Am 31. Dezember 2025 steht ein bedeutender Prozess in Villach bevor. Gegen einen 23-jährigen Syrer wurde ein Verfahren wegen terroristischer Straftaten und Mordes angesetzt. Dies wurde von der Staatsanwaltschaft Klagenfurt bekannt gegeben, die das Verfahren in den Frühjahr 2026 verlegt hat, um den schweren Vorwürfen gerecht zu werden. Laut Gailtal Journal sollen im Verfahren Geschworene unter besonderen Sicherheitsvorkehrungen die Beweise würdigen.
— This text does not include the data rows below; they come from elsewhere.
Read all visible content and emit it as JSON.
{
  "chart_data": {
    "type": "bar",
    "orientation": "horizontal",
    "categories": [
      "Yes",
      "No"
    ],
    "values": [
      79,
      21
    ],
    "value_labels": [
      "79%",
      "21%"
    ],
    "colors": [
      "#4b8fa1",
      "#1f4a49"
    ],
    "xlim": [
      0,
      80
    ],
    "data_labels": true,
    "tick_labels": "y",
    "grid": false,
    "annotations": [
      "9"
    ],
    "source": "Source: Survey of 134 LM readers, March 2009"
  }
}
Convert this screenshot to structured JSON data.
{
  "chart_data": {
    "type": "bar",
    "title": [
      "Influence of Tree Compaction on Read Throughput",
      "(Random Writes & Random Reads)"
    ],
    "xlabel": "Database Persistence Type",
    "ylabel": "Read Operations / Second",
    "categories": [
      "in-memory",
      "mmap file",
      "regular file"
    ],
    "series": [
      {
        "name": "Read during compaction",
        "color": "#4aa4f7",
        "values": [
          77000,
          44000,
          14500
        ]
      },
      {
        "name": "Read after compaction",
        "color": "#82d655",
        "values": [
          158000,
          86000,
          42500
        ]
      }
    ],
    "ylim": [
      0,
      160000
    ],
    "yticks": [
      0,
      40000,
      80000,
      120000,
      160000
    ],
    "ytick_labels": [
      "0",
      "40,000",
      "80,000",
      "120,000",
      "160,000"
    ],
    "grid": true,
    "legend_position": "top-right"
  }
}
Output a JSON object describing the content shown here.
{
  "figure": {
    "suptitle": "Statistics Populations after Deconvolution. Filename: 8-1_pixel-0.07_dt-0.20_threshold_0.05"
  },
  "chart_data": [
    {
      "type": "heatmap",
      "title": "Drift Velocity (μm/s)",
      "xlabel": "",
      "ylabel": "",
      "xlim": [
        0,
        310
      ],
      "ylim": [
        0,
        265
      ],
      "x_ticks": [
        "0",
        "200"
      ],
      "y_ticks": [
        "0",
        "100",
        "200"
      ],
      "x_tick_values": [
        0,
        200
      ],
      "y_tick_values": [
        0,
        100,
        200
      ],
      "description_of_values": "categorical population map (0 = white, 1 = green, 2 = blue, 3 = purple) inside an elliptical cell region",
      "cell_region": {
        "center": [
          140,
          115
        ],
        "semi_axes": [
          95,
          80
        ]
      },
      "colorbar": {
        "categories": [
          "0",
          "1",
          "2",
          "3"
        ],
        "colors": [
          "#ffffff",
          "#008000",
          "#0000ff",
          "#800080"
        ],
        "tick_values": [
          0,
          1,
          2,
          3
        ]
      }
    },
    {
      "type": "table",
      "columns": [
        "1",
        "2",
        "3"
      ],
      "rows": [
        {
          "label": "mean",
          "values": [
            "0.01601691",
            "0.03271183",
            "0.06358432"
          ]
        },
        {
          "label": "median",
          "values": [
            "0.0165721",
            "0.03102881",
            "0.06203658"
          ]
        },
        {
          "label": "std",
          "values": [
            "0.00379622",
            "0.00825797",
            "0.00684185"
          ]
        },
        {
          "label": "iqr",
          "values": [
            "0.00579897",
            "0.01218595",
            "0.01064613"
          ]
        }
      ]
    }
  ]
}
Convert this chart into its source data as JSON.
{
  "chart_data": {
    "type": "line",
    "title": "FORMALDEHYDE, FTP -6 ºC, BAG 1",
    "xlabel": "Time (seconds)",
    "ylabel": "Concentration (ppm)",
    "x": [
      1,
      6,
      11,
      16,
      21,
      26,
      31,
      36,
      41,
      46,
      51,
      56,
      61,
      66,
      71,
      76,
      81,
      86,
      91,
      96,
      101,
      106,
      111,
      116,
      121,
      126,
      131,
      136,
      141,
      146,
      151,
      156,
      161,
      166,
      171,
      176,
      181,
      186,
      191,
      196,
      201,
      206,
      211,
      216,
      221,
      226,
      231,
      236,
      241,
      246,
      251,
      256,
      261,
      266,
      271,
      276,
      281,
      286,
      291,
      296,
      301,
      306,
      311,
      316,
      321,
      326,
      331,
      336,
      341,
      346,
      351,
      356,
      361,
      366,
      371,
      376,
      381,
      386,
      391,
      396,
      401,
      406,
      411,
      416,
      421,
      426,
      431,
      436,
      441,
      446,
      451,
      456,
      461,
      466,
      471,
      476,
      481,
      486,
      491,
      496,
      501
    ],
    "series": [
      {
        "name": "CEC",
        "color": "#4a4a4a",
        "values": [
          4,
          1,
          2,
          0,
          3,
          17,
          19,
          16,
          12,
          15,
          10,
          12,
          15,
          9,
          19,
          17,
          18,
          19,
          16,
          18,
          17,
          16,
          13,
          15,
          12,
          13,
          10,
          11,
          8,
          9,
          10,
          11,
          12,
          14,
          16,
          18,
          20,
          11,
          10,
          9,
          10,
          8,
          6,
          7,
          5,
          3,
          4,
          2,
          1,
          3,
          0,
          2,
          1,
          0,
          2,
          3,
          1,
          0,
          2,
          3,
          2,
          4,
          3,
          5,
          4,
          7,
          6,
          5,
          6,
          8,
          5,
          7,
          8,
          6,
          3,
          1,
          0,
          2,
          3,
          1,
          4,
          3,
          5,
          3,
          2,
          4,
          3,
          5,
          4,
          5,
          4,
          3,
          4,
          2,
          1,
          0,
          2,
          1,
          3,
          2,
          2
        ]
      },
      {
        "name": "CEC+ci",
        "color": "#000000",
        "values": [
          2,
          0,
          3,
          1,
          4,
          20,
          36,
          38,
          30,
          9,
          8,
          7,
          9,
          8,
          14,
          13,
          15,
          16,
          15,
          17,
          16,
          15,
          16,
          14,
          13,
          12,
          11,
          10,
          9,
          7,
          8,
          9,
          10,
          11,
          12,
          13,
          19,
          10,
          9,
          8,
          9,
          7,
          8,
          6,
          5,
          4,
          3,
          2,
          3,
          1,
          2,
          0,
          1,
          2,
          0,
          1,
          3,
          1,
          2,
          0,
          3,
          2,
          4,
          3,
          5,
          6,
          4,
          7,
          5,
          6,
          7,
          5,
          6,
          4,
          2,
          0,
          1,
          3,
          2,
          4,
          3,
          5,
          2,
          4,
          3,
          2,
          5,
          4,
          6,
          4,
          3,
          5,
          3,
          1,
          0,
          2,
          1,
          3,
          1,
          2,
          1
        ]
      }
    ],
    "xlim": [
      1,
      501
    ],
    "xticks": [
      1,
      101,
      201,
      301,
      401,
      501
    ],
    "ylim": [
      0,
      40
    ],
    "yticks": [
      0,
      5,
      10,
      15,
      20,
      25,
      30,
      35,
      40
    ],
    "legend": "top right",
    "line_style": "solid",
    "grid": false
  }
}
Der Angeklagte wird beschuldigt, am 15. Februar 2025 in der Villacher Innenstadt zu einem Anschlag mit einem Klappmesser (Klingenlänge: 10 cm) gegriffen zu haben. Dabei wurde ein 14-jähriger Junge getötet und fünf weitere Menschen teils schwer verletzt. Die Taten hatten das Potenzial, eine schwere Störung des öffentlichen Lebens hervorzurufen, was die Schwere der Anklage unterstreicht, wie auch Kurier berichtet.

Vorsatz und Strafmaß

Mit seinem Vorgehen wollte der 23-Jährige nach Überzeugung der Ermittler die Zivilbevölkerung einschüchtern, die nicht den Idealen der terroristischen Organisation „Islamischer Staat“ folgt. Die möglichen Strafen für die begangenen Taten sind erheblich, von 20 Jahren bis hin zu einer lebenslangen Freiheitsstrafe.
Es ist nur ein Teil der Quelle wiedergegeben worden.